モジで先駆者追悼法要=やすらぎの塔前に100人=「侍の血忘れず150周年へ」

ニッケイ新聞 2012年4月18日付け

 モジ・ダス・クルゼス文化協会(中山喜代治理事長)は14日午前8時、秋祭り会場となる総合運動場入口の「やすらぎの塔」の前で100人余り集まり、恒例の先駆者追悼法要を行った。中山理事長は追悼の辞で、総合運動場は先人の努力の賜物であり、中でもこの2年間のうちに元理事長3人(根岸健治、野村次郎、加納末広3氏)が亡くなったことに対し、まず冥福を祈った。さらに1年前に起きた東日本大震災と津波の犠牲者への追悼と一日も早い復興への祈りを呼びかけた。

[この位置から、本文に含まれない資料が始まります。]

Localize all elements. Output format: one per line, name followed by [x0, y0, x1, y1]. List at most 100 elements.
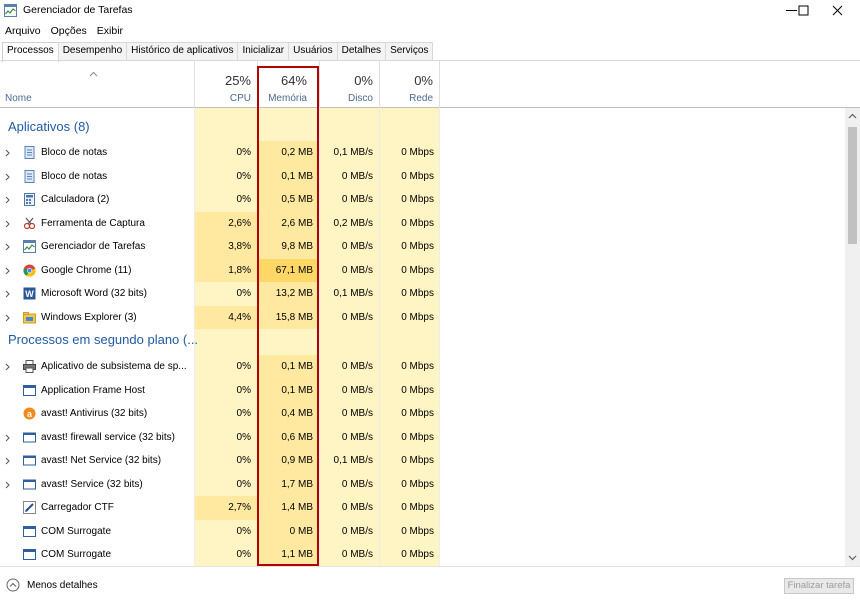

 法要では本門佛立宗モジ隆昌寺(りゅうしょうじ)の高崎扇忠(せんちゅう)師が導師を務め、集まった100人ほどは列を作ってしめやかに焼香した。同師は法話で「言葉や文化は使わなければ忘れられていくが、勤勉さや真面目さという日系の血はブラジル社会で困難にぶち当たった時に真価を発揮し、維持されていくでしょう」とのべた。
 最後に元理事長(95〜98年)の綱木憲明さん(のりあき、87、北海道)がマイクを握り、「最高の祭りは県連日本祭りだが、モジ秋祭りは州内2位といえるのでは」とし、中山理事長以下、若返った理事会にパラベインスを送った。
 「この10年間、若者の日系社会離れという黒い霧が漂っている。ここは個人主義、同化、雑婚の国だが、『サムライの血を受け継いでいる』との気持ちだけは忘れずにいてくれれば移民150周年も行われるだろう」と締めくくった。
 モジ文協最盛期の70年代には23団体が加盟し、1500家族が参加していた。それを記念して1500個の石で作った土台の上に、23本の石柱を組み合わせ、頭頂部に文協を象徴する柱を立てた記念塔「やすらぎの塔」を建立し、1985年10月に除幕した。内部には過去帳が備えられ、仏式法要が塔前で行われる。
 中山理事長は「数年前まで追悼法要には20〜30人しか来なかった。最近は100人あまり来るようになったのは、年長者の集まりと思われていた理事会が若返り、信頼が戻ったのだと思う」と語った。
 渋谷仁(まさし、75、二世)評議員会長も7メートルあまりある高い塔を見あげながら、「こんなモニュメントは他にどこにもないと思う。先駆者を大事にする気持ちの現れ」としみじみ語った。